Mais adiante, depois
de referir que a competição teve a presença de atletas mais jovens e mais
velhos, incluindo veteranos que já tinham passado a casa dos 50 anos, a peça
afirmava «que existem entre nós marchadores com valor e alguns dos quais,
convenientemente preparados, podem colocar-se em destaque em qualquer
competição com estranhos». E acrescentava: «Na prova de domingo, muitos
concorrentes – e entre eles o vencedor – mostraram interessante maneira de
marchar. Não diremos que foram impecáveis, mas satisfizeram.»
E é precisamente ao
vencedor, Alberto de Sousa, que, dois dias depois, na edição se sexta-feira 15
de Abril, é dedicado um espaço importante da primeira página, ilustrado com
fotografia tirada logo após a prova no Parque Mayer. No texto ficava a saber-se
que o atleta era natural do Bombarral e que a prova de marcha o tinha
catapultado para a fama.

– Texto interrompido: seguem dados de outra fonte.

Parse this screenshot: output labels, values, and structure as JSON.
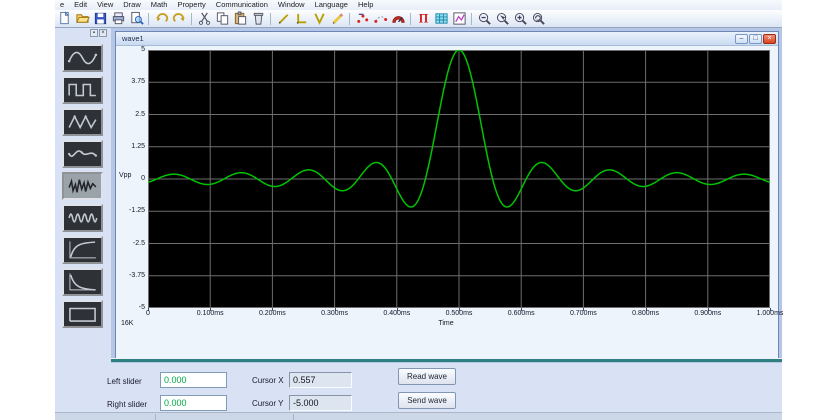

Logo a abrir, a peça mostrava ao que vinha: demonstrar
as qualidades da prova organizada por «Os Sports», não apenas para relançar uma
modalidade esquecida mas também para criar novos ídolos. Começava assim: «As
grandes competições do desporto têm muitas vezes a virtude de revelar campeões
que estavam ignorados. Nomes desconhecidos tornam-se populares num relance. Foi
o que sucedeu com o Alberto de Sousa, o vencedor da prova de marcha que o nosso
jornal organizou no domingo.»
Começava assim a
criar-se mais uma estrela mundana, um astro do mundo do espectáculo cujo maior
feito tinha sido consagrado (coincidência ou não) no lugar de excelência do
«showbiz» lusitano, o Parque Mayer. E a estrela tinha 24 anos, 17 dos quais
foram passados no Bombarral, onde se fez tipógrafo. Foi também aí que se
iniciou no desporto, praticando futebol no Bombarralense e ciclismo a título
individual.
Vivendo em Lisboa
desde 1931, o anúncio da prova organizada por «Os Sports» despertou-lhe um
interesse que vinha da sensação de andar no dia-a-dia mais depressa do que as
outras pessoas. Não fez qualquer treino específico para a prova, mas empenhou-se
em assimilar os conselhos técnicos publicados nas páginas do jornal nos dias
anteriores à competição.
Numa sequência de
perguntas e respostas, é o próprio atleta quem explica como tudo aconteceu
depois da partida na Praça do Comércio. «Comecei a marcha, senti-me bem
disposto e vi, então, que podia classificar-me em bom lugar.» De início não
sabia até onde iria, além de que a vantagem adquirida de início por Manuel
Guerreiro impedia qualquer veleidade de vitória.
Mas quando o
setubalense começou a ceder e Alberto de Sousa o alcançou, viu então que podia
vencer. «Acelerei o andamento: sentia-me bem disposto e não hesitei em
empregar-me a fundo», explicou.
O resto já se sabe,
ainda que convenha lembrar que, segundo a reportagem inicial, Alberto de Sousa
teve sempre a companhia de outro atleta, Ernesto Freitas, de quem se
desenvencilharia só na parte final da prova, já a descer para o Parque Mayer.
Alberto de Sousa
alinhou na prova com a camisola de um clube lisboeta, facto que justificou da
seguinte maneira: «Representei o Raio Lisboa Clube por ser uma colectividade do
meu bairro. É um clube fundado há pouco tempo, que tem vontade de se afirmar.»
No entanto, a
manifestação de apreço dirigida ao atleta e divulgada pelo jornal veio do Sport
Club Escolar Bombarralense e foi transcrita em «Os Sports». Dizia assim:
«Prezado conterrâneo, ao tomarmos conhecimento da vossa brilhante vitória
alcançada na prova de marcha de iniciativa do grande jornal 'Os Sports',
cumpre-nos apresentar-lhe as nossas mais efusivas saudações, desejando que a
esta vitória outras se sucedam, para honra da vossa vida desportiva e da terra
de que é filho.
Outras oportunidades poderiam
surgir, de facto, dado que, como desejado, a iniciativa do jornal teve reflexos
algumas semanas depois, com a realização de outras provas de marcha, em Lisboa
mas não só.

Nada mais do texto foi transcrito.